Le point de bascule est lorsque Khalil leur demande : «Quel âge avaient vos enfants lors du bombardement qui les a emportés ?» En larmes, Suleiman répond : «Khaled avait 10 ans, Bassel 8, Tarik 6, Oumeïa 4 et Hamza 2 ans.»
On comprend alors que la douleur était si insupportable que les parents se sont réfugiés dans un univers où leurs enfants ont grandi, se sont épanouis et ont quitté la maison pour vivre leur propre vie.
Ce passé tragique est celui de nombreuses familles palestiniennes, marquées par les atrocités du génocide israélien. À travers cette métaphore, la réalisatrice parvient à relater avec une force bouleversante la souffrance du peuple palestinien.
À travers les yeux de Ghassan Abu Sitta
La soirée dédiée au cinéma palestinien s’est poursuivie à la Cinémathèque par la projection du documentaire State of Passion (Halet Eshq), des réalisatrices Mouna Khalidi et Carol Mansour.
Ghassan Abu Sittah est chirurgien reconstructeur britannico-palestinien, né réfugié, bénévole dans les zones de guerre à travers la Palestine depuis la fin des années 1980. À travers ce documentaire, le spectateur découvre ce médecin infatigable parmi les siens après les atrocités auxquelles il a assisté. Il revient sur cette guerre effroyable, où il raconte le terrible sort des Palestiniens sous le joug de la colonisation israélienne.
«Le choix des personnages à opérer ne repose sur aucune donnée scientifique. Les parents s’organisent entre eux et cèdent la priorité à ceux qui ont perdu le plus d’enfants.» C’est un témoignage des plus poignants qu’on découvre à travers ce documentaire. Ghassan Abu Sittah est marqué également par le nombre d’amputations effectué sur des enfants. «Je n'avais jamais pratiqué autant d’amputations sur des enfants de toute ma carrière.»
Les réalisatrices donnent la parole aux proches de Ghassan, notamment à sa mère, qui évoque son engagement précoce, et à son épouse, qui parle de leur vie de couple profondément engagée dans la cause palestinienne.

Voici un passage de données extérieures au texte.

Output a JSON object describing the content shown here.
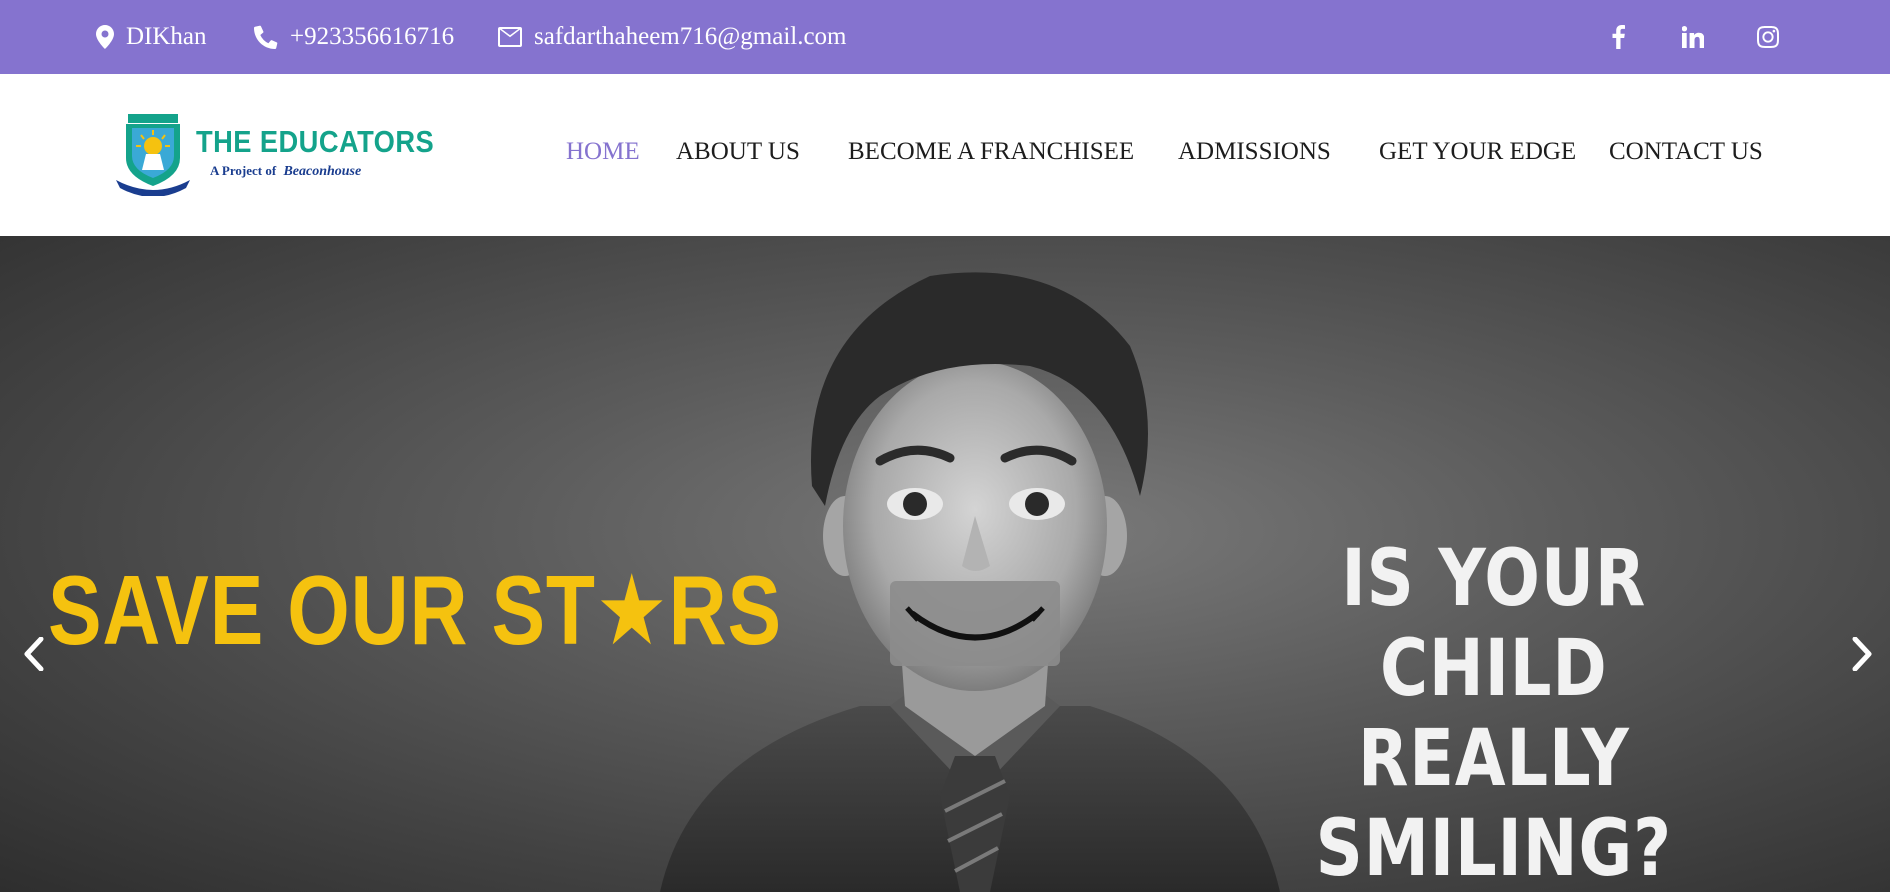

Amies proches du médecin, Mouna Khalidi et Carol Mansour montrent à travers ce documentaire comment elles ont saisi l’occasion pour réaliser cette rencontre. Elle était en contact avec lui quand il était à Ghaza, le médecin les prévient qu’il part le soir même à Rafah, ensuite à Amman pour 24 heures et, enfin, rejoint Londres pour voir sa famille. Les deux réalisatrices saisissent cette opportunité et livrent un documentaire puissant entre engagement et vie intime de ce chirurgien au grand courage.
Les deux films ont suscité une vive émotion dans la salle de la Cinémathèque, témoignant de la force du cinéma à transmettre la douleur, la mémoire et la résilience du peuple palestinien.